I can honestly say I never knew a fragrance could smell this terrible!
It smells like a grandmothers spicy perfume.
I'm surprised by this fragrance. The bottle, like the other Diesel fragrances, is dull at best, even ugly. The market for Diesel hardly is the old school jetsetter, yet this fragrance seems more suited to a person who enjoys Old Spice and Tabac Original.
This doesn't smell like Big Red gum to me. It certainly does have a prominent spicy note, but the floral elements seem to be at the forefront to my nose. Not too sweet either, which is just fine by me. For the price, this is an acceptable, even worthy, option for those afraid to wear something that originated before they were born.

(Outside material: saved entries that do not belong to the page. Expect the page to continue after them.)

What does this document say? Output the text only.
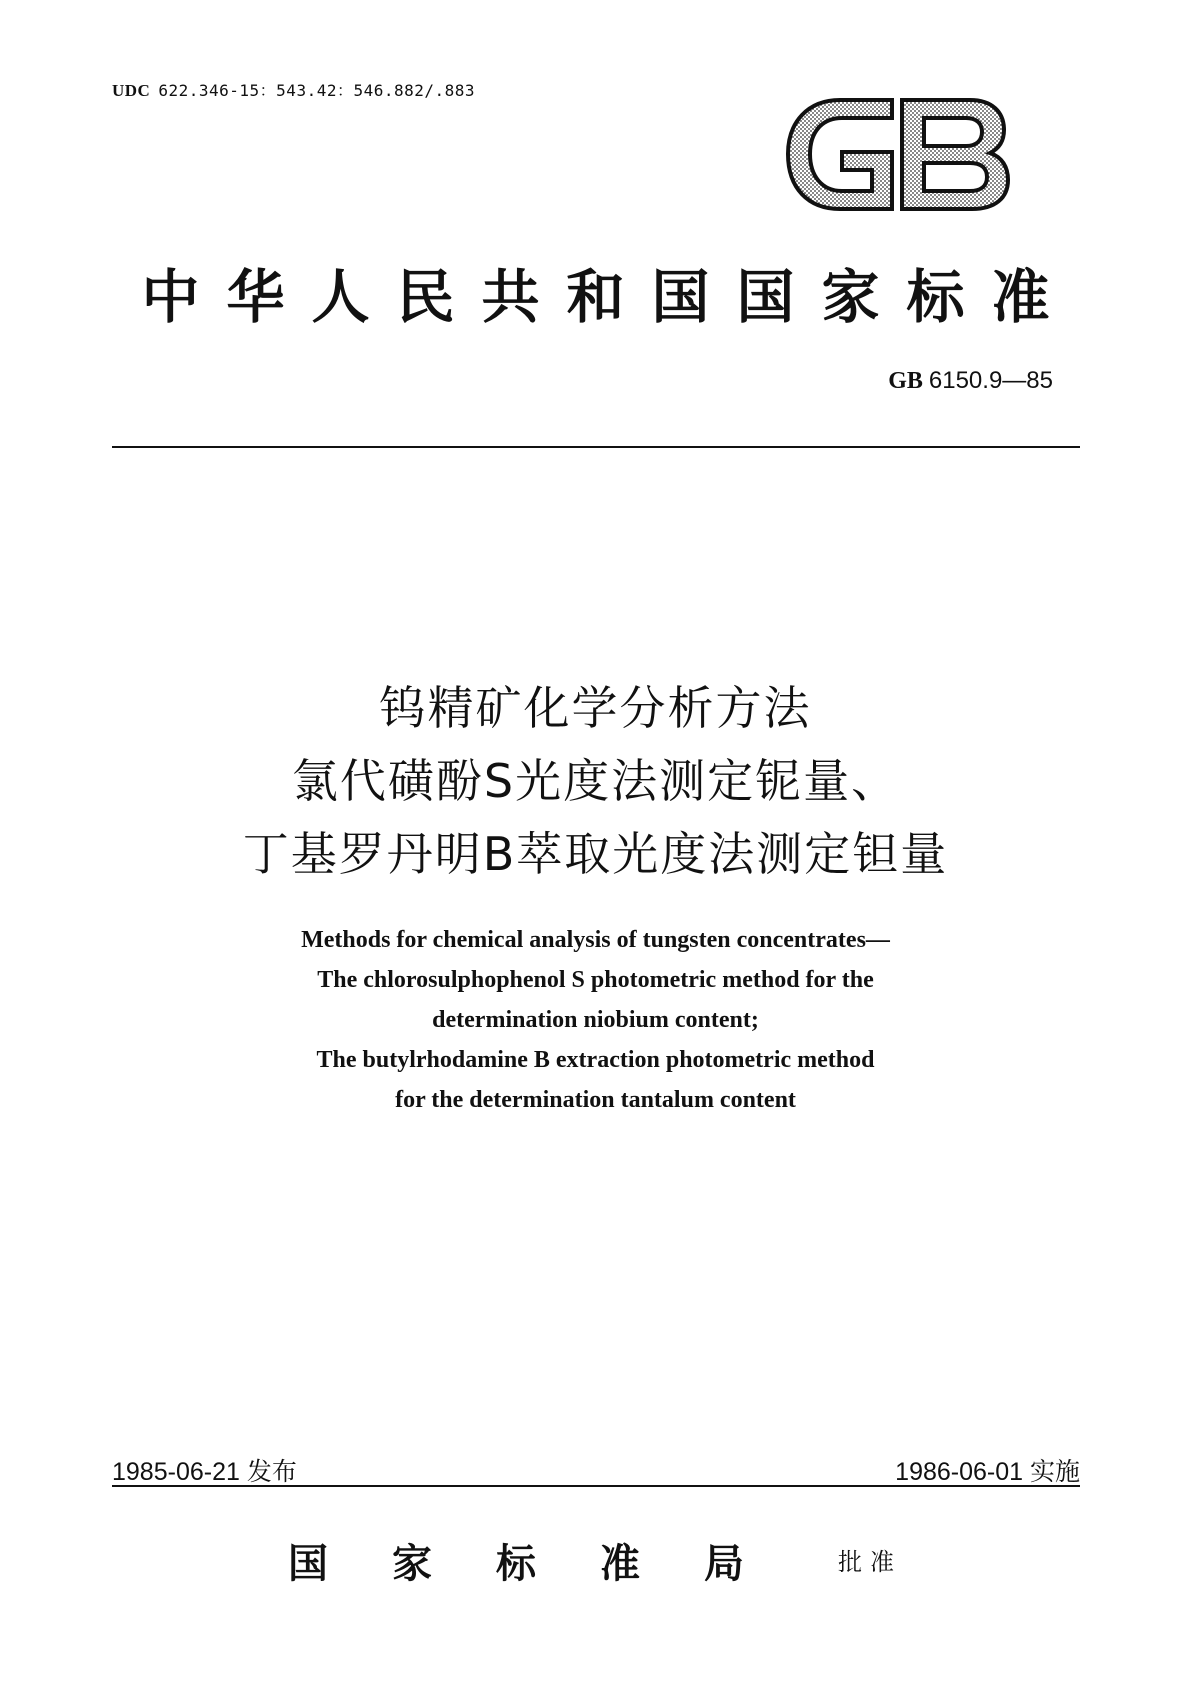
UDC 622.346-15：543.42：546.882/.883	GB
中华人民共和国国家标准
GB 6150.9—85
钨精矿化学分析方法
氯代磺酚S光度法测定铌量、
丁基罗丹明B萃取光度法测定钽量
Methods for chemical analysis of tungsten concentrates—
The chlorosulphophenol S photometric method for the
determination niobium content;
The butylrhodamine B extraction photometric method
for the determination tantalum content
1985-06-21 发布	1986-06-01 实施
国家标准局 批准
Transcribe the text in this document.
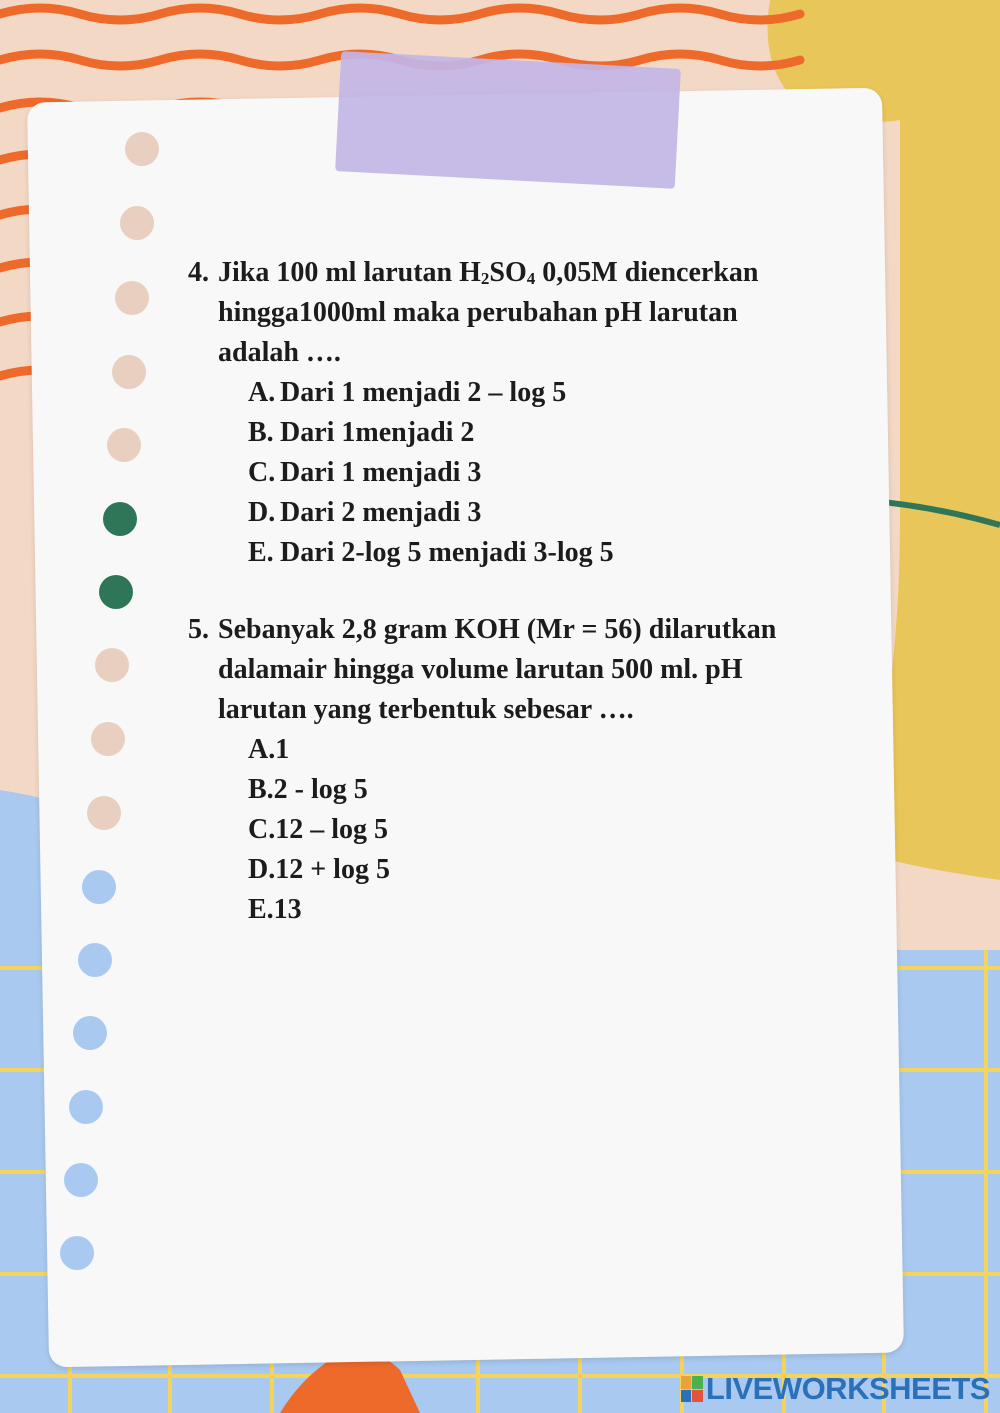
4. Jika 100 ml larutan $H_2SO_4$ 0,05M diencerkan
hingga1000ml maka perubahan pH larutan
adalah ….
A. Dari 1 menjadi 2 – log 5
B. Dari 1menjadi 2
C. Dari 1 menjadi 3
D. Dari 2 menjadi 3
E. Dari 2-log 5 menjadi 3-log 5
5. Sebanyak 2,8 gram KOH (Mr = 56) dilarutkan
dalamair hingga volume larutan 500 ml. pH
larutan yang terbentuk sebesar ….
A.1
B.2 - log 5
C.12 – log 5
D.12 + log 5
E.13
LIVEWORKSHEETS
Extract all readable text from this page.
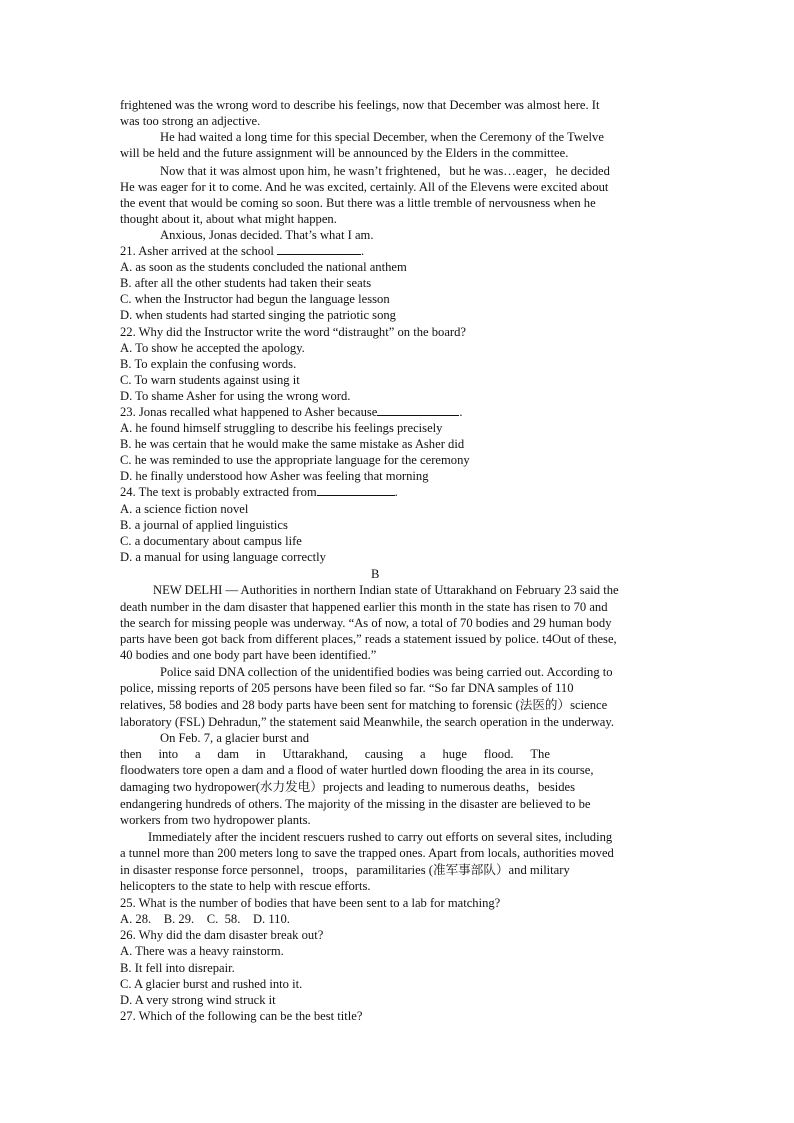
frightened was the wrong word to describe his feelings, now that December was almost here. It
was too strong an adjective.
He had waited a long time for this special December, when the Ceremony of the Twelve
will be held and the future assignment will be announced by the Elders in the committee.
Now that it was almost upon him, he wasn’t frightened，but he was…eager，he decided
He was eager for it to come. And he was excited, certainly. All of the Elevens were excited about
the event that would be coming so soon. But there was a little tremble of nervousness when he
thought about it, about what might happen.
Anxious, Jonas decided. That’s what I am.
21. Asher arrived at the school	.
A. as soon as the students concluded the national anthem
B. after all the other students had taken their seats
C. when the Instructor had begun the language lesson
D. when students had started singing the patriotic song
22. Why did the Instructor write the word “distraught” on the board?
A. To show he accepted the apology.
B. To explain the confusing words.
C. To warn students against using it
D. To shame Asher for using the wrong word.
23. Jonas recalled what happened to Asher because	.
A. he found himself struggling to describe his feelings precisely
B. he was certain that he would make the same mistake as Asher did
C. he was reminded to use the appropriate language for the ceremony
D. he finally understood how Asher was feeling that morning
24. The text is probably extracted from	.
A. a science fiction novel
B. a journal of applied linguistics
C. a documentary about campus life
D. a manual for using language correctly
B
NEW DELHI — Authorities in northern Indian state of Uttarakhand on February 23 said the
death number in the dam disaster that happened earlier this month in the state has risen to 70 and
the search for missing people was underway. “As of now, a total of 70 bodies and 29 human body
parts have been got back from different places,” reads a statement issued by police. t4Out of these,
40 bodies and one body part have been identified.”
Police said DNA collection of the unidentified bodies was being carried out. According to
police, missing reports of 205 persons have been filed so far. “So far DNA samples of 110
relatives, 58 bodies and 28 body parts have been sent for matching to forensic (法医的）science
laboratory (FSL) Dehradun,” the statement said Meanwhile, the search operation in the underway.
On Feb. 7, a glacier burst and
then into a dam in Uttarakhand, causing a huge flood. The
floodwaters tore open a dam and a flood of water hurtled down flooding the area in its course,
damaging two hydropower(水力发电）projects and leading to numerous deaths，besides
endangering hundreds of others. The majority of the missing in the disaster are believed to be
workers from two hydropower plants.
Immediately after the incident rescuers rushed to carry out efforts on several sites, including
a tunnel more than 200 meters long to save the trapped ones. Apart from locals, authorities moved
in disaster response force personnel，troops，paramilitaries (准军事部队）and military
helicopters to the state to help with rescue efforts.
25. What is the number of bodies that have been sent to a lab for matching?
A. 28.    B. 29.    C.  58.    D. 110.
26. Why did the dam disaster break out?
A. There was a heavy rainstorm.
B. It fell into disrepair.
C. A glacier burst and rushed into it.
D. A very strong wind struck it
27. Which of the following can be the best title?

( Instructions on ) How to build a Bomb !!
If you can manage to stuff a single rose into a big party balloon; and fill the rest of it with Johnson's Baby Powder, and a ton of dry Cinnamon -ground so fine that it will inevitably be sucked into the air, up someone's nose, and directly into their sinuses... You then POP that balloon, two inches in front of that someone's face?
That person, would have just experienced...
DIESEL. Zero. Plus. Masculine !!
( Luv this one. I always wear this when I'm dragged to a party that I don't wanna go to ! ) LOL
07th August, 2013 (last edited: 02nd July, 2014)
Powdery cinnamon frag which is very synthetic. Not a horrible frag, just wan't for me. I gave this one away.
This one can be purchased pretty cheap now.
I bought a bottle of this unsniffed at a discount store years ago, thinking it was something else. Since then, I've tried to learn to enjoy it, but I've come to the conclusion that this is just a terrible perfume.
It's a mix of cinnamon candy (like red hots or Big Red gum) with cloves and cherry Kool Aid. It has a thin vanilla base, but the dominant smell is the cinnamon/clove mix, which smells like cheap Christmas potpouri. Seriously, imagine Christmas time at the cheapest store you can imagine and the scented junk they sell smells like this.
It's too sweet and strong to wear to work, and it's too Christmas-specific and cheap-smelling to wear to a club. I'd use it as a bathroom freshener at Christmas time, but I have much nicer candles and stuff for that, so this hasn't even proven nice enough to drown out the smell of my farts. Sorry, but this is a fail, both in terms of artistic merit and wearability.